45. For coherence, the court stated and held as hereunder;(29)Clearly, a suit not by or against a person or a body corporate is incompetent. It is a nullity. That answers the first question. If more authority was required, the philosophy in the sagacious words of Madan, JA as he then was in D. T. Dobie & Company (Kenya) Limited v Joseph Mbaria Muchina & Another, (Civil Appeal No. 37 of 1978) that “a court of justice should aim at sustaining a suit rather than terminating it by summary dismissal…”, show that only there is a suit, however poorly drafted, is amendment possible to save it. Where, as here, the suit is a nullity, there is no litigation in being in law and the issue of amendment does not arise.Madan, JA as he then was alluded to litigation which is akin to a patient who can be treated and healed. Here, the patient is in the morgue. He is dead.(30)In D.T. Dobie’s case (supra), there was a suit in being and the issue was whether to strike it out or not. Not so in the instant case which can be distinguished on the ground that in the instant appeal, there was no suit before trial judge. In light of this, the learned judge was correct in striking out the plaint as it had no plaintiff known to law, the Deposit Protection Fund not being a body corporate.

46. Arising from the foregoing decision, there is no gainsaying that a suit filed/commenced against a non-existent body and/or person is void [dead] in the eyes of the law. Such a suit, is irredeemable and incapable of resuscitation.

Issue Number 3Whether the deficiency which underpins the preliminary objection can be remedied vide amendment or otherwise. 47. Having found and held that a suit against a non-existent legal entity is void and thus invalid, the next question that comes to the fore and which merits a short discussion, is whether what is void can be redeemed by amendment.

48. In an endeavour to discern whether what is void can be redeemed, it is imperative to recall the dictum in the case of Mcfoy versus United Africa Ltd (1952) ALL ER, where the Privy Council [per Lord Denning MR] stated and held thus;“If an act is void, then it is in law a nullity. It is not only bad, but incurably bad. There is no need for an order of the Court to set it aside. It is automatically null and void without more ado, though it is sometimes convenient to have the Court declare it to be so. And every proceeding which is founded on it is also bad and incurably bad. You cannot put something on nothing and expect it to stay there. It will collapse.”

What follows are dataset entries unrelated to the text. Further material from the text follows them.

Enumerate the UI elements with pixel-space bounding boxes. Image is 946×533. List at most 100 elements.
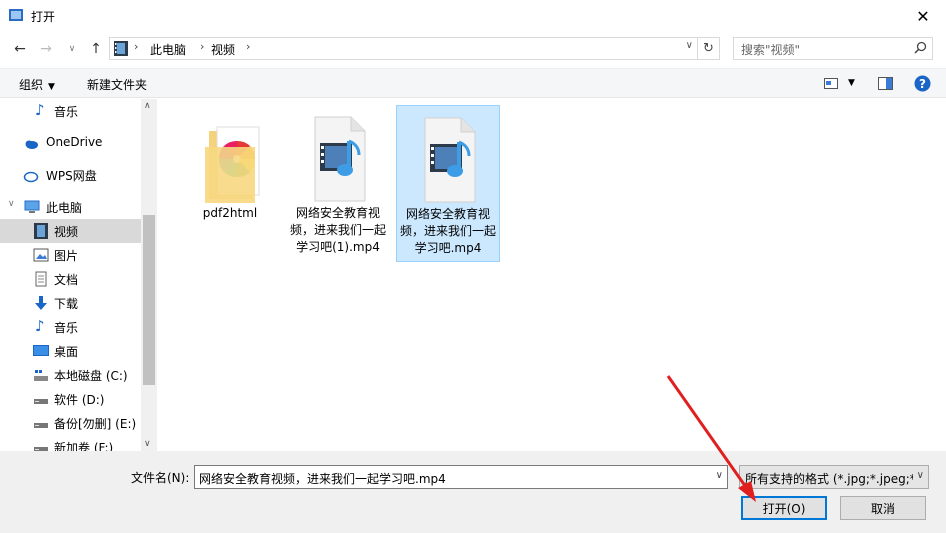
file-name: 网络安全教育视频，进来我们一起学习吧(1).mp4 bbox=[289, 206, 386, 254]
drive-icon bbox=[34, 423, 48, 428]
help-icon[interactable]: ? bbox=[914, 75, 931, 92]
file-item-pdf2html[interactable]: pdf2html bbox=[178, 105, 282, 226]
back-button[interactable]: ← bbox=[10, 38, 30, 60]
wps-cloud-icon bbox=[23, 171, 39, 183]
svg-text:?: ? bbox=[919, 77, 926, 91]
arrow-left-icon: ← bbox=[14, 41, 26, 57]
drive-icon bbox=[34, 399, 48, 404]
sidebar-item-drive-f[interactable]: 新加卷 (F:) bbox=[0, 435, 141, 451]
breadcrumb-separator: › bbox=[200, 40, 205, 53]
filename-value: 网络安全教育视频，进来我们一起学习吧.mp4 bbox=[199, 472, 446, 486]
sidebar-item-videos[interactable]: 视频 bbox=[0, 219, 141, 243]
drive-c-icon bbox=[34, 370, 48, 381]
file-item-video-1[interactable]: 网络安全教育视频，进来我们一起学习吧(1).mp4 bbox=[286, 105, 390, 260]
address-bar[interactable]: › 此电脑 › 视频 › ∨ bbox=[109, 37, 698, 60]
navigation-pane: ♪ 音乐 OneDrive WPS网盘 ∨ 此电脑 视频 图片 文档 下载 ♪ … bbox=[0, 99, 157, 451]
close-button[interactable]: ✕ bbox=[900, 0, 946, 32]
drive-icon bbox=[34, 447, 48, 451]
sidebar-item-onedrive[interactable]: OneDrive bbox=[0, 131, 141, 155]
sidebar-scrollbar[interactable]: ∧ ∨ bbox=[141, 99, 157, 451]
pinwheel-folder-icon bbox=[205, 126, 260, 203]
close-icon: ✕ bbox=[916, 6, 930, 26]
scroll-down-icon[interactable]: ∨ bbox=[144, 439, 151, 449]
title-bar: 打开 ✕ bbox=[0, 0, 946, 32]
video-file-icon bbox=[424, 117, 476, 203]
file-list: pdf2html 网络安全教育视频，进来我们一起学习吧(1).mp4 网络安全教… bbox=[158, 99, 946, 451]
desktop-icon bbox=[33, 345, 49, 356]
view-options-caret-icon[interactable]: ▼ bbox=[848, 78, 855, 88]
organize-menu[interactable]: 组织 ▼ bbox=[19, 76, 55, 93]
music-note-icon: ♪ bbox=[35, 101, 45, 119]
sidebar-item-label: 视频 bbox=[54, 225, 79, 239]
sidebar-item-label: 软件 (D:) bbox=[54, 393, 105, 407]
new-folder-button[interactable]: 新建文件夹 bbox=[87, 76, 147, 93]
sidebar-item-drive-c[interactable]: 本地磁盘 (C:) bbox=[0, 363, 141, 387]
sidebar-item-drive-e[interactable]: 备份[勿删] (E:) bbox=[0, 411, 141, 435]
sidebar-item-label: 图片 bbox=[54, 249, 79, 263]
sidebar-item-this-pc[interactable]: ∨ 此电脑 bbox=[0, 195, 141, 219]
refresh-icon: ↻ bbox=[703, 41, 714, 56]
forward-button[interactable]: → bbox=[36, 38, 56, 60]
sidebar-item-documents[interactable]: 文档 bbox=[0, 267, 141, 291]
sidebar-item-label: 下载 bbox=[54, 297, 79, 311]
sidebar-item-music-top[interactable]: ♪ 音乐 bbox=[0, 99, 141, 123]
cloud-icon bbox=[25, 140, 38, 149]
refresh-button[interactable]: ↻ bbox=[698, 37, 720, 60]
sidebar-item-music[interactable]: ♪ 音乐 bbox=[0, 315, 141, 339]
command-toolbar: 组织 ▼ 新建文件夹 ▼ ? bbox=[0, 68, 946, 98]
breadcrumb-this-pc[interactable]: 此电脑 bbox=[150, 41, 186, 58]
breadcrumb-separator: › bbox=[134, 40, 139, 53]
video-file-icon bbox=[314, 116, 366, 202]
chevron-down-icon[interactable]: ∨ bbox=[716, 470, 723, 481]
file-name: pdf2html bbox=[202, 206, 258, 220]
window-title: 打开 bbox=[31, 10, 56, 24]
sidebar-item-label: WPS网盘 bbox=[46, 169, 97, 183]
music-note-icon: ♪ bbox=[35, 317, 45, 335]
arrow-right-icon: → bbox=[40, 41, 52, 57]
filetype-value: 所有支持的格式 (*.jpg;*.jpeg;* bbox=[745, 472, 913, 486]
caret-down-icon: ▼ bbox=[48, 82, 55, 92]
filename-label: 文件名(N): bbox=[131, 471, 190, 485]
computer-icon bbox=[24, 200, 40, 213]
sidebar-item-label: 备份[勿删] (E:) bbox=[54, 417, 137, 431]
download-icon bbox=[35, 296, 47, 310]
file-name: 网络安全教育视频，进来我们一起学习吧.mp4 bbox=[399, 207, 496, 255]
cancel-button[interactable]: 取消 bbox=[840, 496, 926, 520]
video-icon bbox=[34, 223, 48, 239]
view-mode-icon[interactable] bbox=[824, 78, 838, 89]
sidebar-item-label: 新加卷 (F:) bbox=[54, 441, 114, 451]
file-item-video-selected[interactable]: 网络安全教育视频，进来我们一起学习吧.mp4 bbox=[396, 105, 500, 262]
sidebar-item-label: 本地磁盘 (C:) bbox=[54, 369, 128, 383]
chevron-down-icon: ∨ bbox=[916, 470, 924, 481]
up-button[interactable]: ↑ bbox=[86, 38, 106, 60]
sidebar-item-downloads[interactable]: 下载 bbox=[0, 291, 141, 315]
sidebar-item-pictures[interactable]: 图片 bbox=[0, 243, 141, 267]
sidebar-item-label: 音乐 bbox=[54, 105, 79, 119]
chevron-down-icon: ∨ bbox=[8, 199, 15, 209]
video-folder-icon bbox=[114, 41, 128, 56]
sidebar-item-label: 桌面 bbox=[54, 345, 79, 359]
search-placeholder: 搜索"视频" bbox=[741, 43, 801, 57]
breadcrumb-separator: › bbox=[246, 40, 251, 53]
sidebar-item-label: 音乐 bbox=[54, 321, 79, 335]
sidebar-item-desktop[interactable]: 桌面 bbox=[0, 339, 141, 363]
breadcrumb-videos[interactable]: 视频 bbox=[211, 41, 235, 58]
open-button[interactable]: 打开(O) bbox=[741, 496, 827, 520]
sidebar-item-drive-d[interactable]: 软件 (D:) bbox=[0, 387, 141, 411]
pictures-icon bbox=[33, 248, 49, 262]
organize-label: 组织 bbox=[19, 78, 44, 92]
preview-pane-icon[interactable] bbox=[878, 77, 893, 90]
search-input[interactable]: 搜索"视频" bbox=[733, 37, 933, 60]
filename-input[interactable]: 网络安全教育视频，进来我们一起学习吧.mp4 ∨ bbox=[194, 465, 728, 489]
window-app-icon bbox=[9, 9, 23, 21]
address-dropdown-icon[interactable]: ∨ bbox=[686, 40, 693, 51]
chevron-down-icon: ∨ bbox=[68, 44, 76, 54]
sidebar-item-wps-cloud[interactable]: WPS网盘 bbox=[0, 163, 141, 187]
scroll-up-icon[interactable]: ∧ bbox=[144, 101, 151, 111]
search-icon bbox=[914, 41, 927, 54]
scrollbar-thumb[interactable] bbox=[143, 215, 155, 385]
recent-locations-button[interactable]: ∨ bbox=[62, 38, 82, 60]
filetype-select[interactable]: 所有支持的格式 (*.jpg;*.jpeg;* ∨ bbox=[739, 465, 929, 489]
sidebar-item-label: 此电脑 bbox=[46, 201, 83, 215]
arrow-up-icon: ↑ bbox=[90, 41, 102, 57]
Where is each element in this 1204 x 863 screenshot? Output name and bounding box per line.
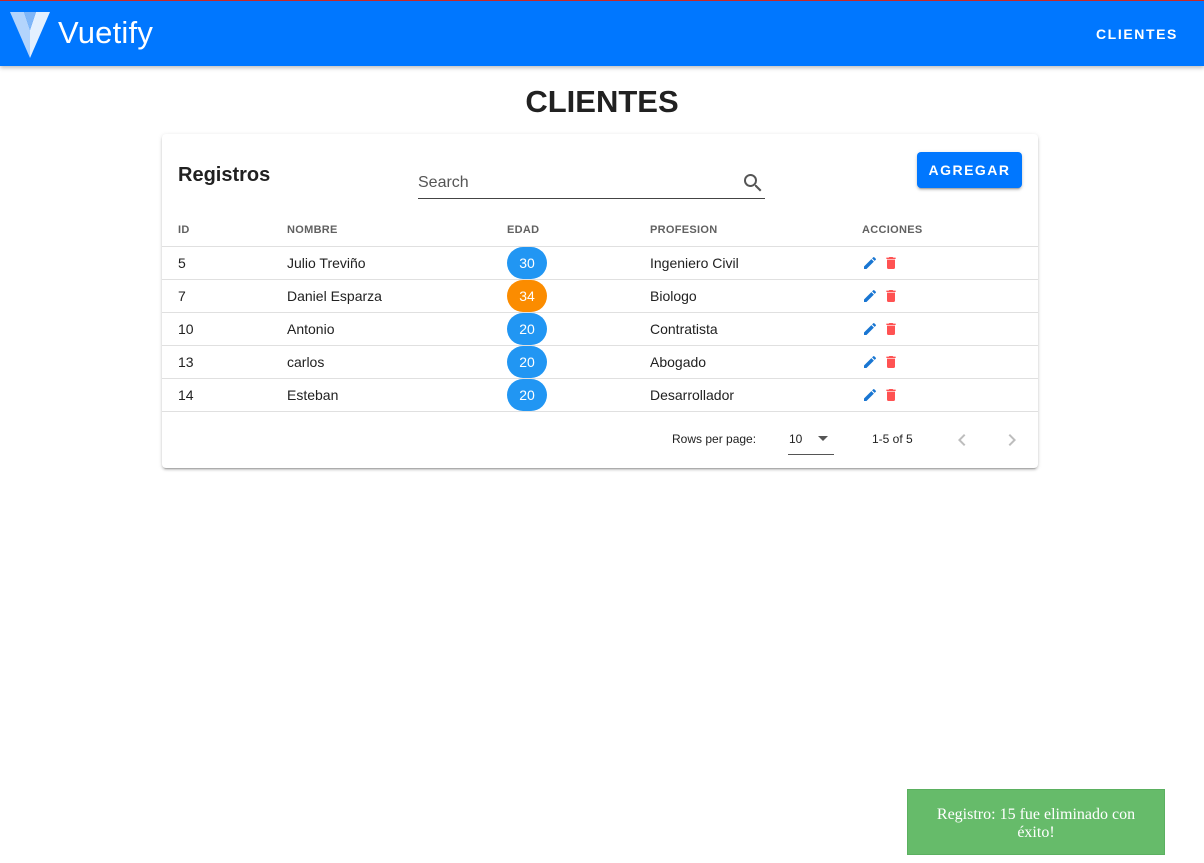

49. Suffice it to posit that no amount of amendment can breathe life into a void suit. For good measure, the suit beforehand was invalid ab initio [dead before arrival] and same cannot be remedied even on the basis of the application dated the 20th February 2024, which essentially seeks leave to amend the Plaint.

Final Disposition: 50. Flowing from the analysis [details enumerated in the body of the ruling], it must have become crystal clear that the preliminary objection dated the 5th February 2024; is meritorious. In this regard, the court is persuaded that the suit beforehand is hopelessly and irredeemably bad.

51. In the circumstances, the final orders that commend themselves to the court are as hereunder;i.The Preliminary Objection dated the 5th February 2024 be and is hereby allowed.ii.The Plaintiff’s suit vide Plaint dated the 3rd August 2022; be and is hereby struck out.iii.Cost of the preliminary objection and the suit be and are hereby awarded to the Defendant.

52. It is so ordered.

DATED, SIGNED AND DELIVERED AT MERU THIS 28TH DAY OF JANUARY 2025. OGUTTU MBOYAJUDGE.In the presence of:Mutuma – Court Assistant.Ms. Nkatha h/b for Mr. Gachoka for the Plaintiff.Mr. Mokua for the Defendant.